Though torn in half, with the front cover faced down and three clumped pages ripped out entirely, I could still discern from the back cover that it was some sort of academic grade publication. With a bit of trepidation, owing to the squalid state of the couch, I reached for the three pieces and reassembled them. The tome was Baudelaire, The Complete Verse.
I wrangled with my conscience for a few moments. I clearly wanted the book, but what if it were a source of pleasure for some indigent soul who spent his moments of repose at this same spot? The works were entirely in French, so it seemed unlikely, though I hated to presume it. It appeared unlikely to be a prize possession, as it was neither kept close to its owner, nor treated with care. Someone intentionally ripped it. The book was a disaster; it was mine.
As I sat with my roommate in the diner, I tried to explain to her the words in Ken's account. Finding my memory of the verse wholly insufficient to express the poetical tragedy of it all, I opened the paperback to the index and located "The Voyage" on page 240, in the section of 'The Flowers of Evil' known as "Death." Opening to that page, I found it was dog-eared, one of three pages in the four hundred page text.
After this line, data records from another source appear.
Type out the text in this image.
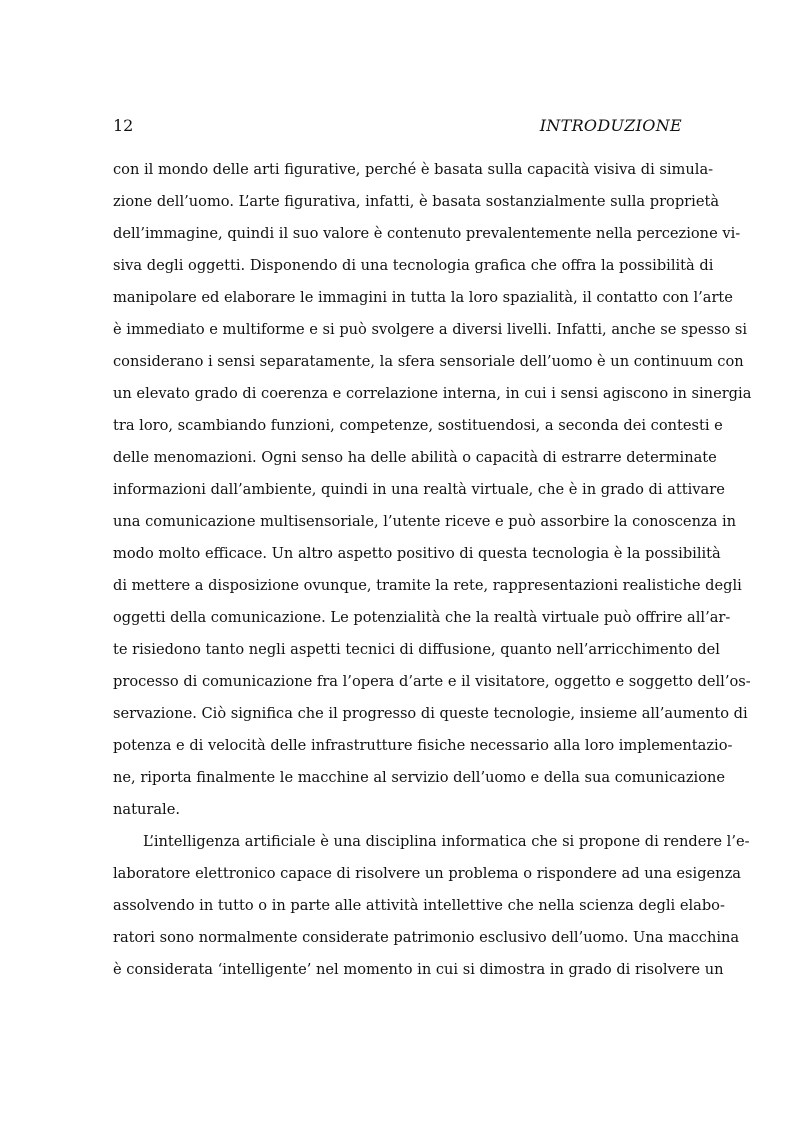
12	INTRODUZIONE
con il mondo delle arti figurative, perché è basata sulla capacità visiva di simula-
zione dell’uomo. L’arte figurativa, infatti, è basata sostanzialmente sulla proprietà
dell’immagine, quindi il suo valore è contenuto prevalentemente nella percezione vi-
siva degli oggetti. Disponendo di una tecnologia grafica che offra la possibilità di
manipolare ed elaborare le immagini in tutta la loro spazialità, il contatto con l’arte
è immediato e multiforme e si può svolgere a diversi livelli. Infatti, anche se spesso si
considerano i sensi separatamente, la sfera sensoriale dell’uomo è un continuum con
un elevato grado di coerenza e correlazione interna, in cui i sensi agiscono in sinergia
tra loro, scambiando funzioni, competenze, sostituendosi, a seconda dei contesti e
delle menomazioni. Ogni senso ha delle abilità o capacità di estrarre determinate
informazioni dall’ambiente, quindi in una realtà virtuale, che è in grado di attivare
una comunicazione multisensoriale, l’utente riceve e può assorbire la conoscenza in
modo molto efficace. Un altro aspetto positivo di questa tecnologia è la possibilità
di mettere a disposizione ovunque, tramite la rete, rappresentazioni realistiche degli
oggetti della comunicazione. Le potenzialità che la realtà virtuale può offrire all’ar-
te risiedono tanto negli aspetti tecnici di diffusione, quanto nell’arricchimento del
processo di comunicazione fra l’opera d’arte e il visitatore, oggetto e soggetto dell’os-
servazione. Ciò significa che il progresso di queste tecnologie, insieme all’aumento di
potenza e di velocità delle infrastrutture fisiche necessario alla loro implementazio-
ne, riporta finalmente le macchine al servizio dell’uomo e della sua comunicazione
naturale.
L’intelligenza artificiale è una disciplina informatica che si propone di rendere l’e-
laboratore elettronico capace di risolvere un problema o rispondere ad una esigenza
assolvendo in tutto o in parte alle attività intellettive che nella scienza degli elabo-
ratori sono normalmente considerate patrimonio esclusivo dell’uomo. Una macchina
è considerata ‘intelligente’ nel momento in cui si dimostra in grado di risolvere un
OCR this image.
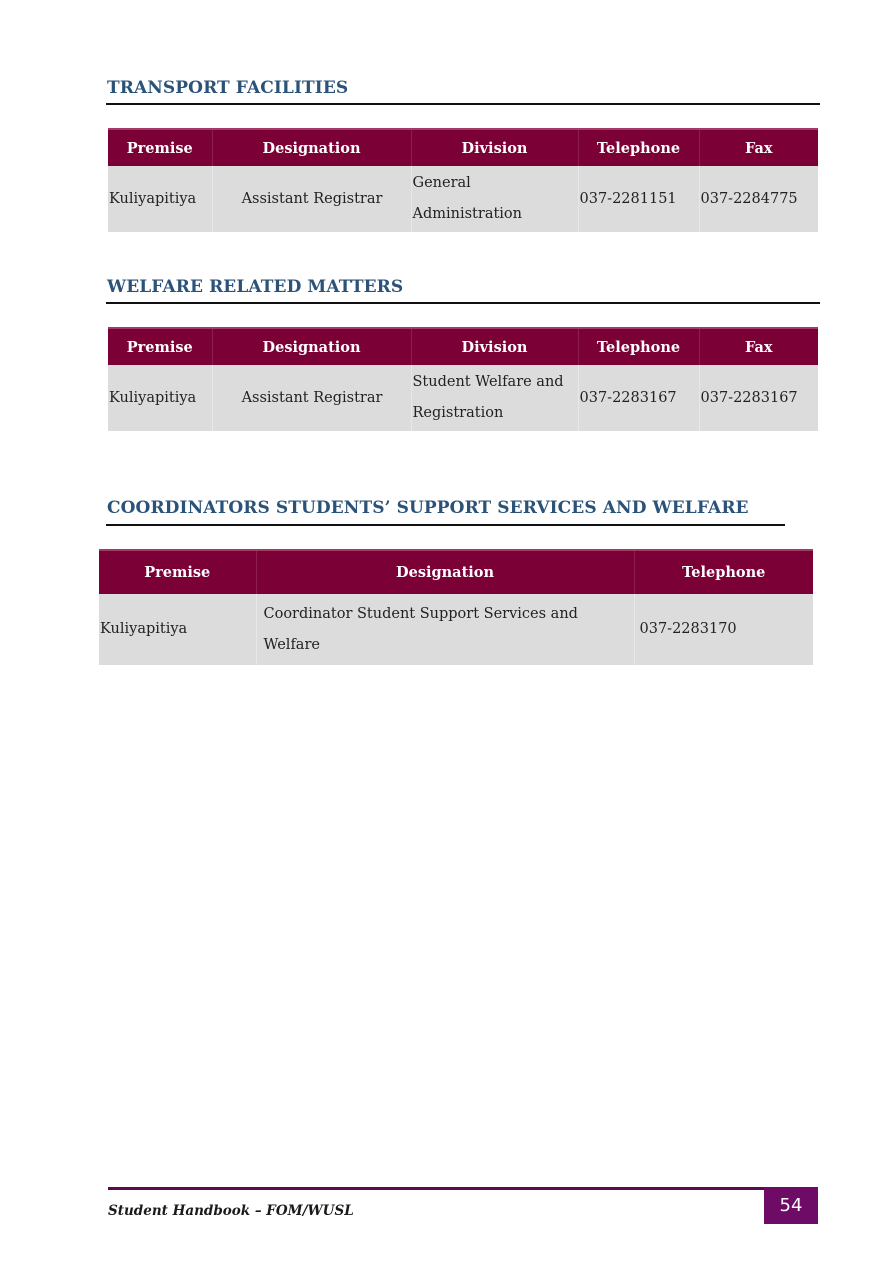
TRANSPORT FACILITIES
Premise	Designation	Division	Telephone	Fax
Kuliyapitiya	Assistant Registrar	General Administration	037-2281151	037-2284775
WELFARE RELATED MATTERS
Premise	Designation	Division	Telephone	Fax
Kuliyapitiya	Assistant Registrar	Student Welfare and Registration	037-2283167	037-2283167
COORDINATORS STUDENTS’ SUPPORT SERVICES AND WELFARE
Premise	Designation	Telephone
Kuliyapitiya	Coordinator Student Support Services and Welfare	037-2283170
Student Handbook – FOM/WUSL	54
Three poems were found notable enough for this mark, in order, Le Vampire, Tout Entiere, and finally, Le Voyage.
What to make of this, then? The same book, of all the books there are, dirty, wrecked and prompting attention to the same poem, ten hours after I'd last thought on it. For me, the best coincidences in life have the strange beauty of poetic logic and meaning, but they also retain their mystery. That gives them the brushtroke of the sublime; that is how you know you have grazed up against the unknowable. I optimistically read these moments like signposts telling me I am on the right path. Reminded of a dream recently shared here, about a man and a girl on a raft, I hope my own voyage is on its rightful course.
So I'll end with two more passages, in translation, from this eight part poem. I'll leave it up to the reader to assign the meaning.
"But the true travellers are those, and those alone, who set out
only for the journey's sake; with light balloon-like hearts
they never swerve from their destiny,
but, without knowing why, keep saying, 'Let us fare forward!'
Those whose desires are shaped like clouds,
and who, like the conscript dreaming of his cannon,
have visions of boundless, ever-changing, unexplored ecstasies
which the human mind has never been able to name!"
In the end, death, 'O Death!' is called, and -
"Though sea and sky be black as ink,
Our hearts which you know so well are full of shafts of light!
Pour us hemlock, for our comfort:
Its fire so burns our brains that we long
to dive into the gulf's depths, and - what matters if it is heaven, or hell?
Into the depths of the Unknown, in quest of something new."